Let $f:\mathbb{R}\rightarrow\mathbb{R} $be defined as $f(x)=3x-\sin{x}$ $\\$

a) Prove $f$ is a bijection and its inverse is a differentiable function. $\\$

b) Determine, if they exist: $$(f^{-1})^{\prime}(3\pi)\\$$ $$\lim_{x\to\infty}({f^{-1})^{\prime}}(x)$$

I've successfully proven the a) part(I think so, at least) but I'm not quite sure what to do about $f^{-1}$ since it can't be written using elementary functions. How do I express its derivative then?

I'm not even sure what to do since everything I try gets me to that same expression involving $f^{-1}$. Any hint would be useful.

Answer 1

Hint:

The derivative of the inverse function theorem:

$$\left(f^{-1}(x)\right)'=\frac1{f'\left(f^{-1}(x)\right)}$$

Added on request: We easily have that $\;f'(x)=3-\cos x\;$ , so for any $\;x\in\Bbb R\;$ (as the given function is bijective, of course), we get that

$$\left(f^{-1}(x)\right)'=\frac1{f'\left(f^{-1}(x)\right)}=\frac1{\left[(3-\cos )\circ(f^{-1})\right](x)}$$

Let now $\;y\in\Bbb R\;$ be such that $\;f(y)=x\iff y=f^{-1}(x)\;$ , then

$$\left[(3-\cos )\circ(f^{-1})\right](x)=(3-\cos)(f^{-1}(x))=(3-\cos)(y)=3-\cos y$$

and also the upmost important relation $\;y\to\infty\iff x\to\infty\;$ .

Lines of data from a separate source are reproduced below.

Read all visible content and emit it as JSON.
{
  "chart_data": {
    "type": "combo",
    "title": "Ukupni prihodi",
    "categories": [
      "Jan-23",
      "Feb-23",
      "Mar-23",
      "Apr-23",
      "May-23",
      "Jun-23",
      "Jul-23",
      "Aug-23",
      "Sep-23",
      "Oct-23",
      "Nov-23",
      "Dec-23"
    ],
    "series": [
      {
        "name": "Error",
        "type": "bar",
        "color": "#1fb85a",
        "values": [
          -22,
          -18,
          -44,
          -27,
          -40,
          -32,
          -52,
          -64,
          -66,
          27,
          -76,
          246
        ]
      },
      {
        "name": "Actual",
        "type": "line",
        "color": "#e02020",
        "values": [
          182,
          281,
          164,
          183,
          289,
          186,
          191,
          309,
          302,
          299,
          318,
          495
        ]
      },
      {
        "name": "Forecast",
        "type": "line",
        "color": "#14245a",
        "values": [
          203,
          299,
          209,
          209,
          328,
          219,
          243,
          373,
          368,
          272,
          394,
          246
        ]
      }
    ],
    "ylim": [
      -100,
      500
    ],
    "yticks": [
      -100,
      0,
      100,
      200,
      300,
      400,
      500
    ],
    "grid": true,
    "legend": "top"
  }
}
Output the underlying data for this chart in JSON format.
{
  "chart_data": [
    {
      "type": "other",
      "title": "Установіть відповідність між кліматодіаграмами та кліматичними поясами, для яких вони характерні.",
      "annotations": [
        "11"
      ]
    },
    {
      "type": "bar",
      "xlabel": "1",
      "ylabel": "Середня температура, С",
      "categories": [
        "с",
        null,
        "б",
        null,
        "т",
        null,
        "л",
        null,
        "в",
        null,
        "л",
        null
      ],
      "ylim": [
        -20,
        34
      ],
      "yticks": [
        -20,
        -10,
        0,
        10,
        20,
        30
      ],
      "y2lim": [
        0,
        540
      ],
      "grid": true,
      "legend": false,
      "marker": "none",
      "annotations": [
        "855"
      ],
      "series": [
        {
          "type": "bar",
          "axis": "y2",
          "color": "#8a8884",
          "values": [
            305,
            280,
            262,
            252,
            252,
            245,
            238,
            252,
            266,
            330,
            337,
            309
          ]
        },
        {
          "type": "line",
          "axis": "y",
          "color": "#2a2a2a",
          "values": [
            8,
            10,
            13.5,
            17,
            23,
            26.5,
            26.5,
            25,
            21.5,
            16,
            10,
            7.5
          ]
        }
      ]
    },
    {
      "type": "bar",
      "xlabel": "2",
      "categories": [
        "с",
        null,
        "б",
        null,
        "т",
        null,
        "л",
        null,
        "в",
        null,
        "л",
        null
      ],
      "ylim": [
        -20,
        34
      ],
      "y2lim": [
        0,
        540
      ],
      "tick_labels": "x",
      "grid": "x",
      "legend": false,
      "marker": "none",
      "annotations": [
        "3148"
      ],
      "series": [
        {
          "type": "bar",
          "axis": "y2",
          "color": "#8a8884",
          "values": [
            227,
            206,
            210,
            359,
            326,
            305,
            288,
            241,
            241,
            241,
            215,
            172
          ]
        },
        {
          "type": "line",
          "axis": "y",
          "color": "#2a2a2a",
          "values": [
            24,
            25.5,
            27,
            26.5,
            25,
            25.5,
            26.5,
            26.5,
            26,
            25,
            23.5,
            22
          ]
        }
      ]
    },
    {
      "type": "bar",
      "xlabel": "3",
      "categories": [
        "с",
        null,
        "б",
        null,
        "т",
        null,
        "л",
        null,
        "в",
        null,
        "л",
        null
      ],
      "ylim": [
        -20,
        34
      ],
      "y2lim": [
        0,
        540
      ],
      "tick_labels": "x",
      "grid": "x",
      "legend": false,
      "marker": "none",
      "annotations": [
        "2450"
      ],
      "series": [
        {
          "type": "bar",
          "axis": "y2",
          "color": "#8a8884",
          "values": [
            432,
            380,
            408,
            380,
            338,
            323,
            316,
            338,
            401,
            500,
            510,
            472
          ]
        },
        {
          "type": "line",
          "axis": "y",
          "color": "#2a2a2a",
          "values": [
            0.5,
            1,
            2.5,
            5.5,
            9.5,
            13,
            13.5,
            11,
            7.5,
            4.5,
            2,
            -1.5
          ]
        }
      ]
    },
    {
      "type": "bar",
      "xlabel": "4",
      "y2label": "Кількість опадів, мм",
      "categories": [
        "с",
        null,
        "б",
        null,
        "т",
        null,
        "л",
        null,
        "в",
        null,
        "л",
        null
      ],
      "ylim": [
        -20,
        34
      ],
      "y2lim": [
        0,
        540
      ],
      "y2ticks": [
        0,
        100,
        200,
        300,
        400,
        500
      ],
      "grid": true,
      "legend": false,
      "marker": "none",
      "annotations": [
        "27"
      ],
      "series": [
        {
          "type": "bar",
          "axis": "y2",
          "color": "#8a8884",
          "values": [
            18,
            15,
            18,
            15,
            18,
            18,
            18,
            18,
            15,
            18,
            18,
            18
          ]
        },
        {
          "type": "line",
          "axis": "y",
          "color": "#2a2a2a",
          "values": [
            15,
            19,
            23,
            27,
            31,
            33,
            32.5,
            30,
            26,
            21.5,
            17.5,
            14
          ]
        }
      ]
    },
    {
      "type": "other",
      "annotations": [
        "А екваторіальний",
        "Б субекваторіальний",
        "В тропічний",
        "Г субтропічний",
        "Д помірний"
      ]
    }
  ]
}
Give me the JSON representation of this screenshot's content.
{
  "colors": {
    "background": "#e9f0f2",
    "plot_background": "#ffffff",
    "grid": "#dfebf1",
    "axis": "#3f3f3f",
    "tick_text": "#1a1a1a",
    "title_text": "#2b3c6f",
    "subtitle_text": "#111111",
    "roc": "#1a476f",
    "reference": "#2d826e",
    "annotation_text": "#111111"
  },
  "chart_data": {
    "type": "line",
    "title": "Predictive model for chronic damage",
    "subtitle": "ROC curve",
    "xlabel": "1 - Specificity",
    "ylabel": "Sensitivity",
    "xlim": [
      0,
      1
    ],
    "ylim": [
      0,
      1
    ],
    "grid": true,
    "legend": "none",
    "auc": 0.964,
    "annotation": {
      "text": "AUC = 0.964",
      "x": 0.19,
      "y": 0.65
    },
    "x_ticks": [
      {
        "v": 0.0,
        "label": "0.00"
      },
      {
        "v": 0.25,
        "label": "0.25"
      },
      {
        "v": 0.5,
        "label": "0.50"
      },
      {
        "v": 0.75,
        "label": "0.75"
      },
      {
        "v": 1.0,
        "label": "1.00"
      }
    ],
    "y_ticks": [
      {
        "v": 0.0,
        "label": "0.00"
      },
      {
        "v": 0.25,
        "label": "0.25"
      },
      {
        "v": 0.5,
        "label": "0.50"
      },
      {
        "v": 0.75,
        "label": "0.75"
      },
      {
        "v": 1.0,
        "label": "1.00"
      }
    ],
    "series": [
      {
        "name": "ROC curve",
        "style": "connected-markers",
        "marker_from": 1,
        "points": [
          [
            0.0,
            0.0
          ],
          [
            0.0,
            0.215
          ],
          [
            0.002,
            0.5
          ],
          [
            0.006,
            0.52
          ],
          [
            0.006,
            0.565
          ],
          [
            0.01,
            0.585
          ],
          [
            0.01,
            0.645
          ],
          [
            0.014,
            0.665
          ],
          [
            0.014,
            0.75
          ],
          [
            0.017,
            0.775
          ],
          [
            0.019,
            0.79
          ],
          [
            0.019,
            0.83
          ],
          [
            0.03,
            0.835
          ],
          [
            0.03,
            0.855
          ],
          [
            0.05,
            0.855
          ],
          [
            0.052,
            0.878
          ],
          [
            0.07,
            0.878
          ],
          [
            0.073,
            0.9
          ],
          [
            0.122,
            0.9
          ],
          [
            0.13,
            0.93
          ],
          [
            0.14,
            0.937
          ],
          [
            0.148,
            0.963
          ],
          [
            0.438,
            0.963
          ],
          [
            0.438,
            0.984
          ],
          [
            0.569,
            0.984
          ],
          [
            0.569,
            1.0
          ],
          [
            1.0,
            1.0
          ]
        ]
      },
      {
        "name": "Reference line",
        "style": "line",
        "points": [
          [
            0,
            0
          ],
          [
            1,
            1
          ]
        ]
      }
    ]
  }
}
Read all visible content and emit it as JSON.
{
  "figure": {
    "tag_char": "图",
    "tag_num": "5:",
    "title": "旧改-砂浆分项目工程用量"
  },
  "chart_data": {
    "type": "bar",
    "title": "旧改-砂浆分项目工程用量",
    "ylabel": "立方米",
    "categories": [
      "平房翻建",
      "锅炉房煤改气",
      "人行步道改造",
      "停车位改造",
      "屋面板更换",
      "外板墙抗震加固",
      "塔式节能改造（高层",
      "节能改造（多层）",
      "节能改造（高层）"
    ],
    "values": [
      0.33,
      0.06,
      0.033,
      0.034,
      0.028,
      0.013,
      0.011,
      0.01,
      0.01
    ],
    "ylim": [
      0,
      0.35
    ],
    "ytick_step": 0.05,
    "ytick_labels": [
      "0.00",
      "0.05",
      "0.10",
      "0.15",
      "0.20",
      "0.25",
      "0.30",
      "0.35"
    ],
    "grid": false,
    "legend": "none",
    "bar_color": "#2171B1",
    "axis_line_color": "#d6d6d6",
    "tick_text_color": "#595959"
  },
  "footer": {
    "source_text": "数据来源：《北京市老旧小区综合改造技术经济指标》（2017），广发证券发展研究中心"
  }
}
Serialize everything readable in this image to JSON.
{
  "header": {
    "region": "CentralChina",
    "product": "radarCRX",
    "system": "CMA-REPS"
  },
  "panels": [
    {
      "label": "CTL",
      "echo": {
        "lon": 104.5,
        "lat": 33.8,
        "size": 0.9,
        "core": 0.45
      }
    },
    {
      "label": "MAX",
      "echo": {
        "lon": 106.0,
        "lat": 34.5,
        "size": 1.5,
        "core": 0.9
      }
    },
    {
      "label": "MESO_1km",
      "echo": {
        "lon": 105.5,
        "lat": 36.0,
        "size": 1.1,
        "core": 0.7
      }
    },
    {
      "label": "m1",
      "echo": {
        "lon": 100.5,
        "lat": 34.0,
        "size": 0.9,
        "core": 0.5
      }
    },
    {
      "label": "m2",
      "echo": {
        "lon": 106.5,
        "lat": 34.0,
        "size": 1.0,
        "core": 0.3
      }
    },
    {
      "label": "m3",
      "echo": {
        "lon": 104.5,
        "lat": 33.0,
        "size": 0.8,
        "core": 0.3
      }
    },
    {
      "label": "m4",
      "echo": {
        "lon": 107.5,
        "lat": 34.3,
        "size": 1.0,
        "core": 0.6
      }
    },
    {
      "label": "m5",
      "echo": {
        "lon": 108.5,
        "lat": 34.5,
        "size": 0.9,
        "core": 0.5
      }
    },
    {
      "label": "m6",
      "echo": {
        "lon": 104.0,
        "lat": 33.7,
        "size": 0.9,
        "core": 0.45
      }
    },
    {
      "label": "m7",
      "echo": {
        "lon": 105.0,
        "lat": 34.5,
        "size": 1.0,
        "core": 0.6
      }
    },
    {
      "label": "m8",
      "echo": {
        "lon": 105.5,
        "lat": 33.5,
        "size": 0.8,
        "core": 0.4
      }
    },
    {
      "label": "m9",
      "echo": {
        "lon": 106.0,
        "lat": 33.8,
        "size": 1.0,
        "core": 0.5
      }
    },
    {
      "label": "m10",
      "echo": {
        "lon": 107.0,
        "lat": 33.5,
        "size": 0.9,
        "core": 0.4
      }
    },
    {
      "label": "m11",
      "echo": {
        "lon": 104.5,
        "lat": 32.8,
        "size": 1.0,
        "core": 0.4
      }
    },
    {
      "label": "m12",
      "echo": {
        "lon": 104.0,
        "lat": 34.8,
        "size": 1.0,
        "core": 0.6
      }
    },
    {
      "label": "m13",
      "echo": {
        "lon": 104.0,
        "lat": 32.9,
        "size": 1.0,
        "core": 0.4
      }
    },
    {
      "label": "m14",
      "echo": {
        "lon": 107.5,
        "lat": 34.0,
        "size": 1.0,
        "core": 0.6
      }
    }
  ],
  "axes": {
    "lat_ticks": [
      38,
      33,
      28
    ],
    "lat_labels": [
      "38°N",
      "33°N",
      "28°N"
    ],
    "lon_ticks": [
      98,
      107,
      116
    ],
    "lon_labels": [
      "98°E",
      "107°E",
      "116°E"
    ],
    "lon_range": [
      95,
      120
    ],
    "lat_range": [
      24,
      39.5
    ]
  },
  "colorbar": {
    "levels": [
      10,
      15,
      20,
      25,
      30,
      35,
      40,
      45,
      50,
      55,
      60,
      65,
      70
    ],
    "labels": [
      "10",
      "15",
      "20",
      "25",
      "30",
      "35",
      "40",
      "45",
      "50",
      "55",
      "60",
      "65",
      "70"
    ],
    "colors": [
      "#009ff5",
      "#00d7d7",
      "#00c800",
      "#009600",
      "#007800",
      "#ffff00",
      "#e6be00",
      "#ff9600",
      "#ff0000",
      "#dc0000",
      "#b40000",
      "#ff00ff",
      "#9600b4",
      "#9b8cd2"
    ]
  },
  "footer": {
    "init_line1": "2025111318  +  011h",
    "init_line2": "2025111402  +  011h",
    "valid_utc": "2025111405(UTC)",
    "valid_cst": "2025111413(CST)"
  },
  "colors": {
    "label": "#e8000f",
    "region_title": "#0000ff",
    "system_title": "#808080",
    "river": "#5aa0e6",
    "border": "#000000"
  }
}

For the case $\;x=3\pi\;$ , we get

$$\left(f^{-1}(3\pi)\right)'=\frac1{f'(f^{-1}(3\pi))}=\frac1{3-\cos y}$$

where $\;y\in\Bbb R\;$ is such that $\;f(y)=3\pi\iff y=\pi\;$

Answer 2

Let $f(x) = 3x - \sin(x) $ and $f'(x) = 3 - \cos(x)$

We need to find $f=3\pi$, which is also $f^{-1}(3\pi)$

$$ 3\pi = 3x - \sin(x) \implies x = \pi \implies f^{-1}(3\pi) = \pi $$

so using the inverse derivative formula

$$ \left(f^{-1}(3\pi)\right)' = \frac{1}{f'(f^{-1}(3\pi))} = \frac{1}{f'(\pi)} = \frac{1}{4}$$

In regards to the limit, you need to find:

$$ \underset{x \to \infty}{\lim} \frac{1}{f'(f^{-1}(x))} $$

and since $f'$ is periodic and $f^{-1}$ is defined everywhere in $\mathbb{R}$ then the limit does not exist.

Answer 3

Use the formula for the derivative of the inverse function: $$\bigl(f^{-1}\bigr)'(x)=\frac1{f'(y)}=\frac1{3-\cos y},\quad \text{where}\enspace y=f^{-1}(x).$$ Here $f^{-1}(3\pi)=\pi\;$ (and more generally $f^{-1}(3n\pi)=n\pi$, thus $$\bigl(f^{-1}\bigr)'(3\pi)=\frac1{4}.$$

As to the limit at infinity, the general formula shows $\;\dfrac1{y-\cos y}$ has no limit when $x$, hence $y$ tends to $+\infty$.